UAPB, SEARK seek answers for declining enrollment


Fall 2013 early enrollment figures are in for Jefferson County’s two institutions of higher learning and while both report losses for this semester from fall 2012. administrators said the data also provides a bit of good news for both schools.

UAPB

The University of Arkansas at Pine Bluff reports a total student body as of the 11th day of classes this semester of 2,615 students, which is down from the 2012 figure of 2,828; and the 2011 number of 3,188.

Chancellor Laurence B. Alexander announced a new university initiative with the goal of increasing enrollment to 4,000 students by fall 2015 during his fall convocation address to the UAPB community Tuesday morning.

As administrative coordinator for student affairs, Elbert Bennett is tasked with implementing the nuts and bolts of the enrollment initiative.

“We are only 10 or 12 students off on the number of first-time freshmen this year from last,” Bennett said. “We believe that the bleeding has stopped but we must hold onto the ones that we already have. All of that is going to go towards increasing our enrollment.”

Bennett said a lot of thought has gone into what can be done to increase student numbers on campus.

“We have been working on ways to increase our enrollment very, very hard,” Bennett said. “We were hurt when we had to implement new admission standards that took us away from our old open enrollment roots. We are kind of in the same boat as the University of Arkansas-Monticello; Arkansas Tech; and the University of Arkansas-Little Rock. The population decline in Jefferson County has also hurt our enrollment numbers. We used to get so many students from Pine Bluff High School, Dollarway High School, Watson Chapel High School and a few from White Hall High School. That poses a problem for us as those numbers in our traditional recruiting areas are shrinking. We must do a better job of recruiting more students from central Arkansas.”

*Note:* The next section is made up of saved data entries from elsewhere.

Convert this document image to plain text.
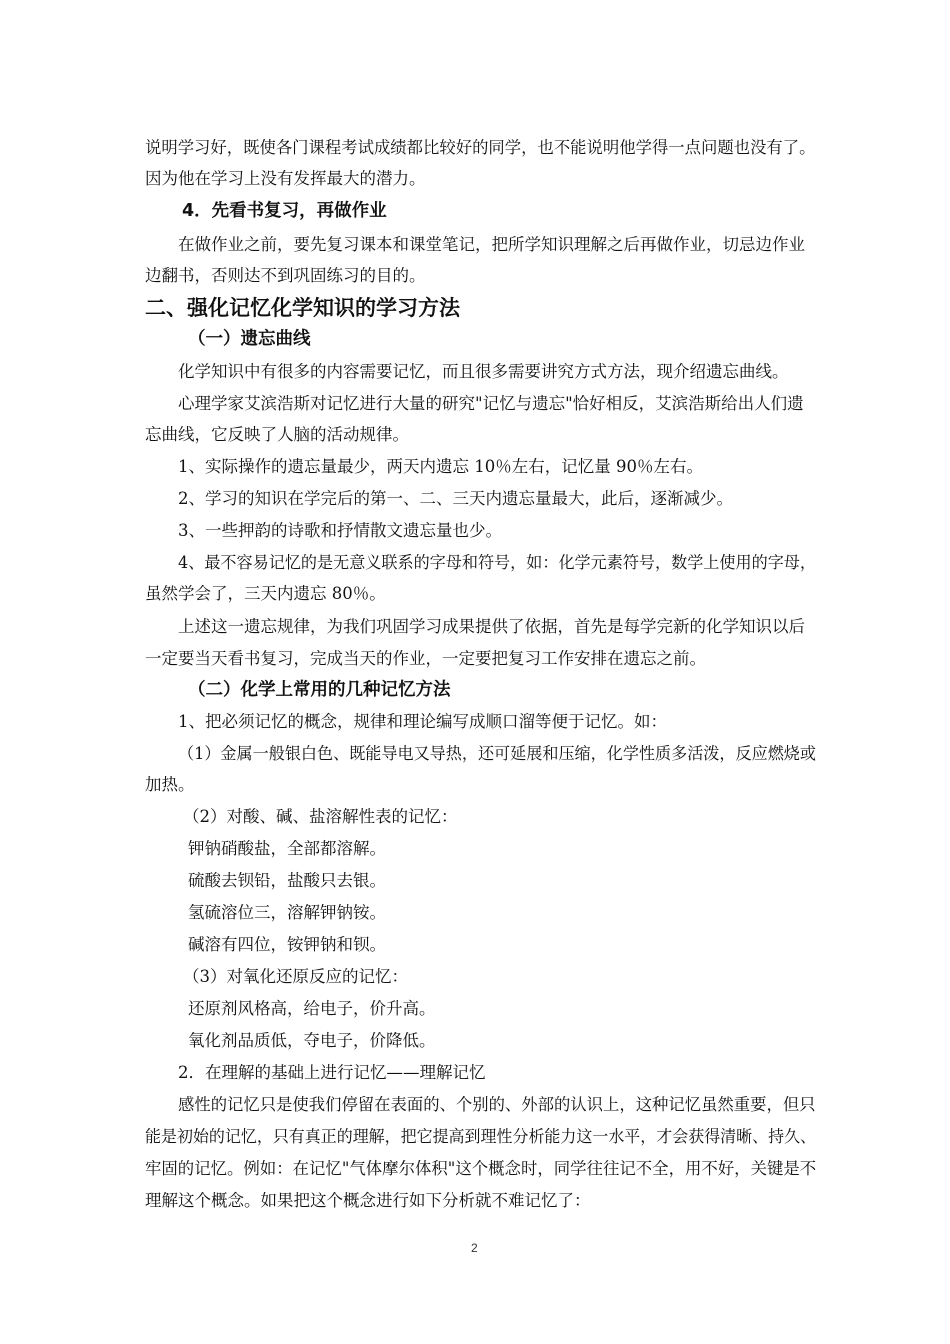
说明学习好，既使各门课程考试成绩都比较好的同学，也不能说明他学得一点问题也没有了。
因为他在学习上没有发挥最大的潜力。
4．先看书复习，再做作业
在做作业之前，要先复习课本和课堂笔记，把所学知识理解之后再做作业，切忌边作业
边翻书，否则达不到巩固练习的目的。
二、强化记忆化学知识的学习方法
（一）遗忘曲线
化学知识中有很多的内容需要记忆，而且很多需要讲究方式方法，现介绍遗忘曲线。
心理学家艾滨浩斯对记忆进行大量的研究"记忆与遗忘"恰好相反，艾滨浩斯给出人们遗
忘曲线，它反映了人脑的活动规律。
1、实际操作的遗忘量最少，两天内遗忘 10％左右，记忆量 90％左右。
2、学习的知识在学完后的第一、二、三天内遗忘量最大，此后，逐渐减少。
3、一些押韵的诗歌和抒情散文遗忘量也少。
4、最不容易记忆的是无意义联系的字母和符号，如：化学元素符号，数学上使用的字母，
虽然学会了，三天内遗忘 80％。
上述这一遗忘规律，为我们巩固学习成果提供了依据，首先是每学完新的化学知识以后
一定要当天看书复习，完成当天的作业，一定要把复习工作安排在遗忘之前。
（二）化学上常用的几种记忆方法
1、把必须记忆的概念，规律和理论编写成顺口溜等便于记忆。如：
（1）金属一般银白色、既能导电又导热，还可延展和压缩，化学性质多活泼，反应燃烧或
加热。
（2）对酸、碱、盐溶解性表的记忆：
钾钠硝酸盐，全部都溶解。
硫酸去钡铅，盐酸只去银。
氢硫溶位三，溶解钾钠铵。
碱溶有四位，铵钾钠和钡。
（3）对氧化还原反应的记忆：
还原剂风格高，给电子，价升高。
氧化剂品质低，夺电子，价降低。
2．在理解的基础上进行记忆——理解记忆
感性的记忆只是使我们停留在表面的、个别的、外部的认识上，这种记忆虽然重要，但只
能是初始的记忆，只有真正的理解，把它提高到理性分析能力这一水平，才会获得清晰、持久、
牢固的记忆。例如：在记忆"气体摩尔体积"这个概念时，同学往往记不全，用不好，关键是不
理解这个概念。如果把这个概念进行如下分析就不难记忆了：
2
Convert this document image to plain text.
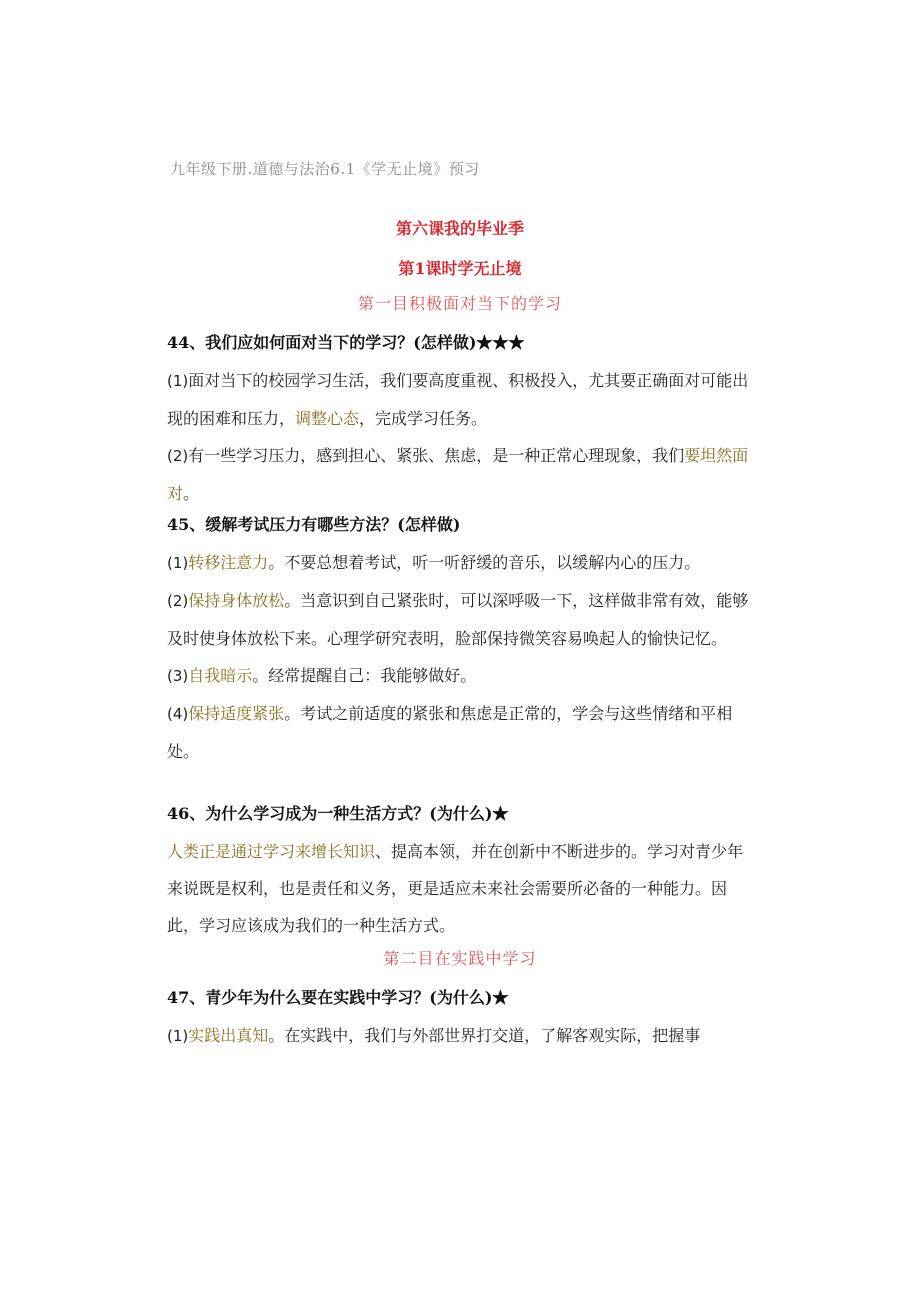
九年级下册.道德与法治6.1《学无止境》预习
第六课我的毕业季
第1课时学无止境
第一目积极面对当下的学习
44、我们应如何面对当下的学习？(怎样做)★★★
(1)面对当下的校园学习生活，我们要高度重视、积极投入，尤其要正确面对可能出现的困难和压力，调整心态，完成学习任务。
(2)有一些学习压力，感到担心、紧张、焦虑，是一种正常心理现象，我们要坦然面对。
45、缓解考试压力有哪些方法？(怎样做)
(1)转移注意力。不要总想着考试，听一听舒缓的音乐，以缓解内心的压力。
(2)保持身体放松。当意识到自己紧张时，可以深呼吸一下，这样做非常有效，能够及时使身体放松下来。心理学研究表明，脸部保持微笑容易唤起人的愉快记忆。
(3)自我暗示。经常提醒自己：我能够做好。
(4)保持适度紧张。考试之前适度的紧张和焦虑是正常的，学会与这些情绪和平相处。
46、为什么学习成为一种生活方式？(为什么)★
人类正是通过学习来增长知识、提高本领，并在创新中不断进步的。学习对青少年来说既是权利，也是责任和义务，更是适应未来社会需要所必备的一种能力。因此，学习应该成为我们的一种生活方式。
第二目在实践中学习
47、青少年为什么要在实践中学习？(为什么)★
(1)实践出真知。在实践中，我们与外部世界打交道，了解客观实际，把握事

Bennett said UAPB plans to emulate UAM in offering incoming freshmen one-time scholarships to make up for the reduced scholarships offered by the Arkansas Challenge Scholarship program.

“We believe that the reduction in lottery scholarships amounts had an effect on our enrollment numbers,” Bennett said.

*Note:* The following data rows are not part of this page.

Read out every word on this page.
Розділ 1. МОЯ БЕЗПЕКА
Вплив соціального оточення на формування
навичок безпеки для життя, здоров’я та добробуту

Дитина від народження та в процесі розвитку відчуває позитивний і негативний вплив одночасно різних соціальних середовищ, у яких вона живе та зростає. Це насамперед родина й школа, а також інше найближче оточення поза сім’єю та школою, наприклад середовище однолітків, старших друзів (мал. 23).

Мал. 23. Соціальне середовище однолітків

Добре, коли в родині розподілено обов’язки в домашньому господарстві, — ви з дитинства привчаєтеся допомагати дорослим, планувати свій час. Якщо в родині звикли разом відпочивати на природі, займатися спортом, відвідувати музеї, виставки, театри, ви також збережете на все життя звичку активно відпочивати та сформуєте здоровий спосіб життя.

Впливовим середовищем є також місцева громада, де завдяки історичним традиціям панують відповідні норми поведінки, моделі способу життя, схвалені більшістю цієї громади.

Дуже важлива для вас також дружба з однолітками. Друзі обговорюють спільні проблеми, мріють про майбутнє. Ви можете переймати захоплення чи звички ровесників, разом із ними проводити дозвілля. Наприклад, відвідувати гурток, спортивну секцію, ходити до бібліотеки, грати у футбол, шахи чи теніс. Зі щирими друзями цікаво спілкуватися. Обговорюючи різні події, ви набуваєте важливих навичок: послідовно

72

Bennett said the university plans to offer what it is calling “Ambassador scholarships” to high-achieving students from states that border Arkansas.

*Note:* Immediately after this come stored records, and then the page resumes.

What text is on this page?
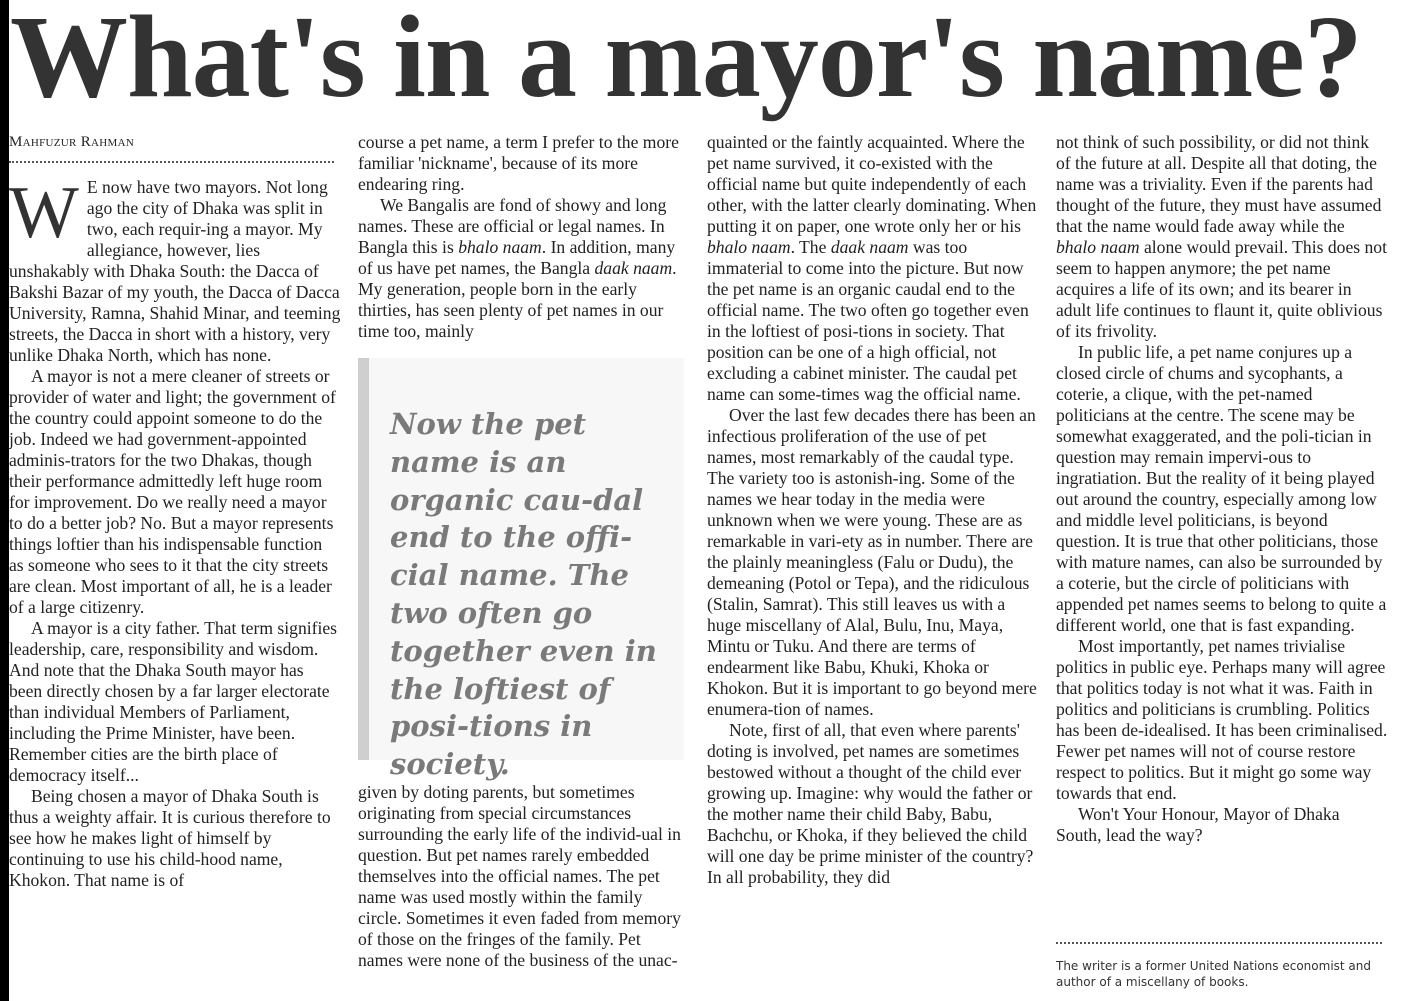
What's in a mayor's name?

Mahfuzur Rahman

W E now have two mayors. Not long ago the city of Dhaka was split in two, each requir-ing a mayor. My allegiance, however, lies unshakably with Dhaka South: the Dacca of Bakshi Bazar of my youth, the Dacca of Dacca University, Ramna, Shahid Minar, and teeming streets, the Dacca in short with a history, very unlike Dhaka North, which has none.

A mayor is not a mere cleaner of streets or provider of water and light; the government of the country could appoint someone to do the job. Indeed we had government-appointed adminis-trators for the two Dhakas, though their performance admittedly left huge room for improvement. Do we really need a mayor to do a better job? No. But a mayor represents things loftier than his indispensable function as someone who sees to it that the city streets are clean. Most important of all, he is a leader of a large citizenry.

A mayor is a city father. That term signifies leadership, care, responsibility and wisdom. And note that the Dhaka South mayor has been directly chosen by a far larger electorate than individual Members of Parliament, including the Prime Minister, have been. Remember cities are the birth place of democracy itself...

Being chosen a mayor of Dhaka South is thus a weighty affair. It is curious therefore to see how he makes light of himself by continuing to use his child-hood name, Khokon. That name is of

course a pet name, a term I prefer to the more familiar 'nickname', because of its more endearing ring.

We Bangalis are fond of showy and long names. These are official or legal names. In Bangla this is bhalo naam. In addition, many of us have pet names, the Bangla daak naam. My generation, people born in the early thirties, has seen plenty of pet names in our time too, mainly

Now the pet name is an organic cau-dal end to the offi-cial name. The two often go together even in the loftiest of posi-tions in society.

given by doting parents, but sometimes originating from special circumstances surrounding the early life of the individ-ual in question. But pet names rarely embedded themselves into the official names. The pet name was used mostly within the family circle. Sometimes it even faded from memory of those on the fringes of the family. Pet names were none of the business of the unac-

quainted or the faintly acquainted. Where the pet name survived, it co-existed with the official name but quite independently of each other, with the latter clearly dominating. When putting it on paper, one wrote only her or his bhalo naam. The daak naam was too immaterial to come into the picture. But now the pet name is an organic caudal end to the official name. The two often go together even in the loftiest of posi-tions in society. That position can be one of a high official, not excluding a cabinet minister. The caudal pet name can some-times wag the official name.

Over the last few decades there has been an infectious proliferation of the use of pet names, most remarkably of the caudal type. The variety too is astonish-ing. Some of the names we hear today in the media were unknown when we were young. These are as remarkable in vari-ety as in number. There are the plainly meaningless (Falu or Dudu), the demeaning (Potol or Tepa), and the ridiculous (Stalin, Samrat). This still leaves us with a huge miscellany of Alal, Bulu, Inu, Maya, Mintu or Tuku. And there are terms of endearment like Babu, Khuki, Khoka or Khokon. But it is important to go beyond mere enumera-tion of names.

Note, first of all, that even where parents' doting is involved, pet names are sometimes bestowed without a thought of the child ever growing up. Imagine: why would the father or the mother name their child Baby, Babu, Bachchu, or Khoka, if they believed the child will one day be prime minister of the country? In all probability, they did

not think of such possibility, or did not think of the future at all. Despite all that doting, the name was a triviality. Even if the parents had thought of the future, they must have assumed that the name would fade away while the bhalo naam alone would prevail. This does not seem to happen anymore; the pet name acquires a life of its own; and its bearer in adult life continues to flaunt it, quite oblivious of its frivolity.

In public life, a pet name conjures up a closed circle of chums and sycophants, a coterie, a clique, with the pet-named politicians at the centre. The scene may be somewhat exaggerated, and the poli-tician in question may remain impervi-ous to ingratiation. But the reality of it being played out around the country, especially among low and middle level politicians, is beyond question. It is true that other politicians, those with mature names, can also be surrounded by a coterie, but the circle of politicians with appended pet names seems to belong to quite a different world, one that is fast expanding.

Most importantly, pet names trivialise politics in public eye. Perhaps many will agree that politics today is not what it was. Faith in politics and politicians is crumbling. Politics has been de-idealised. It has been criminalised. Fewer pet names will not of course restore respect to politics. But it might go some way towards that end.

Won't Your Honour, Mayor of Dhaka South, lead the way?

The writer is a former United Nations economist and author of a miscellany of books.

“We are looking to recruit students with a 21 or 22 on the ACT and a 3.5 grade point average or above by offering them these Ambassador scholarships as a way to offset the added expense of not being eligible for our lottery scholarships,” he said.

Bennett said that in acknowledging the changed environment of federal financial aid availability UAPB is able to focus on coming up with creative ways for students to pay for their tuition even with fewer federal dollars up for grabs.

“Under the federal Perkins loans freshmen receive less money than do upperclassmen,” Bennett said. “Hopefully we can supplement that first year when federal funding is at its lowest. If they do well they will get more funding as they move through the university.”

Bennett said UAPB also plans to beef up its tutorial offerings for students who were conditionally accepted.

“We feel like we are going to be able to meet those objectives laid out by Chancellor Alexander,” Bennett said. “He gave us a tremendous challenge. The alumni and the campus community are going to have to get going.”

Bennett said that alumni are crucial to the success of the university’s plans.

“This year our alumni chapters are sponsoring college days on campus where they charter buses from their localities and bring interested high school students here to see what we have to offer,” Bennett said. “The alumni are also pledging money to provide scholarship funding for students. Everybody is energized and excited with the addition of Alexander as chancellor. We are going to ride this wave of fresh air.”

SEARK

Southeast Arkansas College reported enrollment as of the 11th day of classes for the fall 2013 semester of 1,510 students — which is down from the 2012 figure of 1,879 students, and the 2011 number of 2,180 students.

SEARK President Steve Hilterbran said that despite the drop in overall numbers the amount of total credit hours and full-time equivalents has not gone down significantly.

“The enrollment drop is a trend that we are very concerned about,” Hilterbran said. “It looks like it is a pattern that several schools in the state are experiencing at this time. In discussions I’ve had with presidents of other two-year colleges in the state, we are not the only ones in this situation.”

Hilterbran said part of the enrollment drop is because of a new state law that has had the effect of reducing the number of high school students who are concurrently enrolled at SEARK for certain classes.

“Under the new law instructors must have a master’s degree plus 18 master’s credit hours in the subject that they are going to teach,” Hilterbran said. “Last year we had about 300 students concurrently enrolled but that number has been cut dramatically this year. I do think that the new law is good for the academic integrity of the classes with more clearly defined standards.”

Hilterbran said another reason for fewer students is that some who were part-time students were able to go back to work when the economy improved.

“Our statistics show us that we draw the majority of our students from a 30-mile radius around our campus, versus the university which draws from a 100-mile radius,” Hilterbran said. “So as a college we live and die by Jefferson County population numbers. We are looking at economic development and trying to do what we can to help turn that corner. We want to get more jobs into this area to help Pine Bluff and Jefferson County be what its residents want it to be.”